An implementation of Clowns to the Left of me, Jokers to the Right (Pearl): Dissecting Data Structures by Conor McBride in PureScript.

This package the following modules:

  • Dissect.Class
  • Data.Functor.Polynomial
  • Record.Polynomial
  • Variant.Polynomial

Installation

Using spago:

spago install dissect

Rationale

I originally encountered the paper while looking for stack-safe recursion schemes in PureScript, particularly with the matryoshka library, briefly mentioned in the following issue: matryoshka#9.

Quick Primer on Dissect

In essence, dissections essentially describe how to decompose a structure f a, such that all values of a can be obtained and eventually replaced with some other value of type b. Dissections effectively generalize the concept of mapping a function over some Functor f into the runtime, through the use of an intermediary representation Bifunctor q, which is parameterized by the original values a, and the replacement values b.

Let's use the following data type as a motivating example. This List type is essentially a regular cons-list whose recursion is factored into the type parameter n. The canonical List structure can be restored through the use of the Mu type, but I won't go over that here.

data List a n
  = Nil
  | Cons a n

Writing a Functor instance for this type would be trivial—it simply involves having to match against the type constructors and applying f to the appropriate points where n appears.

instance Functor (List a) where
  map _ Nil = Nil
  map f (Cons a n) = Cons a (f n)

A Dissect instance on the other hand, generalizes the concept of "the appropriate points where n appears", and this is achieved by describing how to get all values of n, and replace them with some m. As such, the Dissect instance for a List would look like the following:

data List_2 a n m = Cons_2 a

instance Bifunctor (List_2 a) where
  bimap _ _ (Cons_2 a) = (Cons_2 a)

instance Dissect (List a) (List_2 a) where
  right = case _ of
    -- We start by writing cases for `Init`. Since `Nil` contains no
    -- `n` values, we immediately terminate with `Return Nil`.
    Init Nil -> Return Nil
    -- On the other hand, `Cons` has a single `n`, so we `Yield` the
    -- `n` and a corresponding `Cons_2` constructor, representing a
    -- structure that is waiting for the `n` that it lost to be
    -- replaced.
    Init (Cons a n) -> Yield n (Cons_2 a)
    -- `Init` aside, we then move on to writing `Next` cases. `Next`
    -- essentially carries the payload of a structure waiting for
    -- a replacement value, and the replacement value itself.
    --
    -- In this case, since there's no other `n` values, we `Return`
    -- the final `Cons` structure with the `m`.
    Next (Cons_2 a) m -> Return (Cons a m)

Now equipped with a Dissect instance, we can also mechanize the mapping operation:

map :: forall p q a b.
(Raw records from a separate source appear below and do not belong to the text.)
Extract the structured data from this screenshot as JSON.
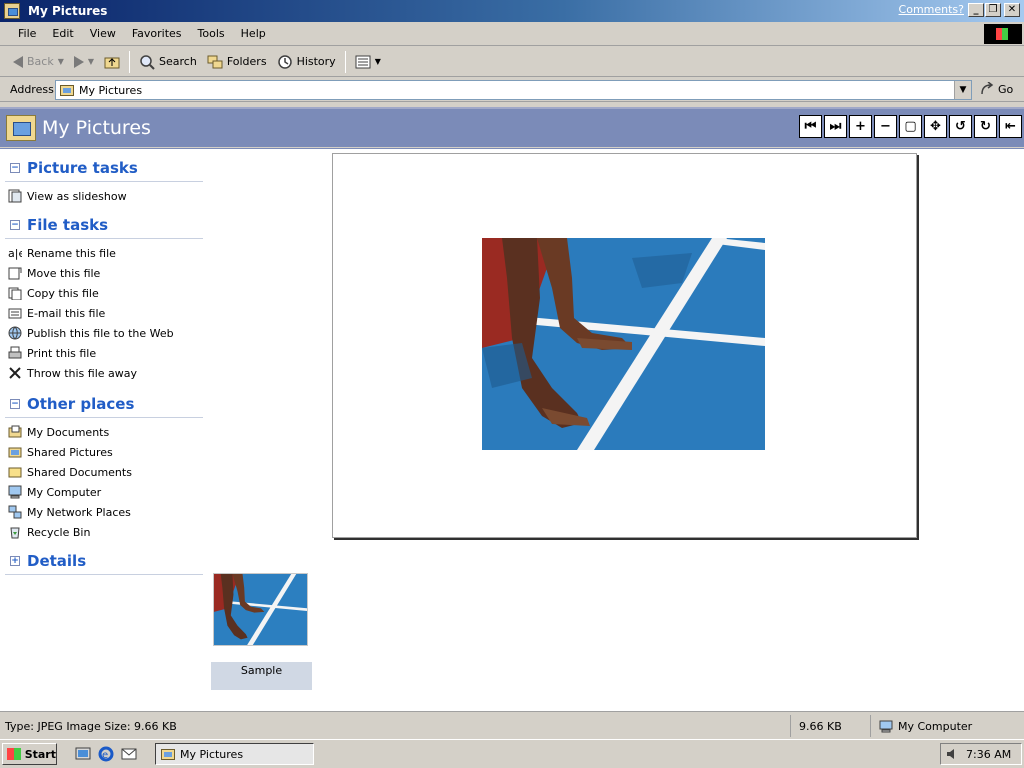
{
  "window": {
    "title": "My Pictures",
    "comments_link": "Comments?"
  },
  "menu": [
    "File",
    "Edit",
    "View",
    "Favorites",
    "Tools",
    "Help"
  ],
  "toolbar": {
    "back": "Back",
    "search": "Search",
    "folders": "Folders",
    "history": "History"
  },
  "address": {
    "label": "Address",
    "value": "My Pictures",
    "go": "Go"
  },
  "header": {
    "title": "My Pictures"
  },
  "viewer_tools": [
    "previous-image-icon",
    "next-image-icon",
    "zoom-in-icon",
    "zoom-out-icon",
    "best-fit-icon",
    "actual-size-icon",
    "rotate-counterclockwise-icon",
    "rotate-clockwise-icon",
    "exit-icon"
  ],
  "taskpane": {
    "picture_tasks": {
      "title": "Picture tasks",
      "items": [
        "View as slideshow"
      ]
    },
    "file_tasks": {
      "title": "File tasks",
      "items": [
        "Rename this file",
        "Move this file",
        "Copy this file",
        "E-mail this file",
        "Publish this file to the Web",
        "Print this file",
        "Throw this file away"
      ]
    },
    "other_places": {
      "title": "Other places",
      "items": [
        "My Documents",
        "Shared Pictures",
        "Shared Documents",
        "My Computer",
        "My Network Places",
        "Recycle Bin"
      ]
    },
    "details": {
      "title": "Details"
    }
  },
  "thumbnail": {
    "label": "Sample"
  },
  "status": {
    "left": "Type: JPEG Image Size: 9.66 KB",
    "size": "9.66 KB",
    "zone": "My Computer"
  },
  "taskbar": {
    "start": "Start",
    "task": "My Pictures",
    "clock": "7:36 AM"
  },
  "colors": {
    "title_bar": "#0a246a",
    "header_band": "#7b8bb8",
    "task_heading": "#215dc6",
    "track_blue": "#2c7fc0"
  }
}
Dissect p q => (a -> b) -> p a -> p b
map f x = continue (right (Init x))
  where
  continue (Yield j c) = continue (right (Next c (f j)))
  continue (Return c) = c

Polynomial Functors and Free Dissections

This package also provides the Data.Functor.Polynomial module, which can be used to generically define data structures with the added benefit of free Dissect instances. For example, let's consider the canonical cons-list type.

data List a = Nil | Cons a (List a)

If we generalize the recursion and make it a fixed-point functor, we get the following structure:

data ListF a n = Nil | Cons a n

Then, we can start modeling components according to their signatures:

  • Nil can be represented using Const Unit
  • Cons is a product of some a and a recursive marker n, or Product (Const a) Id

Taking these two together, we end up with the Sum type. We can also use the (:+:), and (:*:) for sums and products respectively.

type ListF a = Sum (Const Unit) (Product (Const a) Id)

type ListF a = (Const Unit) :+: (Const a :*: Id)

type List a = Mu (ListF a)

We'd also want to write smart constructors for our generic data type:

_Nil :: forall a. List a
_Nil = In (SumL (Const Unit))

_Cons :: forall a. a -> List a -> List a
_Cons a n = In (SumR (Product (Const a) (Id n)))

Variant

The Variant.Polynomial module provides a VariantF-like dissectible that serves as an alternative to deeply-nested Sum types. Like purescript-variant, convenient pattern matching functions are also provided.

type Example :: (Row (Type -> Type) -> Type -> Type) -> Row (Type -> Type) -> Type
type Example f r = f (a :: Id | r) Unit

-- An open variant allows any `* -> *`-kinded type to be injected
-- whether or not it implements a `Functor` instance. This makes
-- deeper composition much, much easier than say, enforcing said
-- `Functor` instance instantly.
openVariantF :: forall r. Example OpenVariantF r
openVariantF = inj (Proxy :: _ "a") (Id unit)

-- A closed variant is any open variant that has `Functor`, `Bifunctor`,
-- and `Dissect` instances. An unsafe routine is used internally to
-- capture the instance methods onto the closed variant.
closedVariantF :: Example VariantF ()
closedVariantF = instantiate openVariantF

-- Any closed variant can be converted into a vanilla variant for
-- compatibility. If you're only interested in pattern matching,
-- a wrapper for `onMatch` is also provided.
vanillaVariantF :: Example Variant.VariantF ()
vanillaVariantF = convert closedVariantF

-- And can be then used for operations like onMatch with relative
-- ease.
onMatchExample :: Unit
onMatchExample = vanillaVariantF # Variant.onMatch
  { a: \(Id u) -> u
  }
  (\_ -> unsafeCrashWith "Pattern match failed!")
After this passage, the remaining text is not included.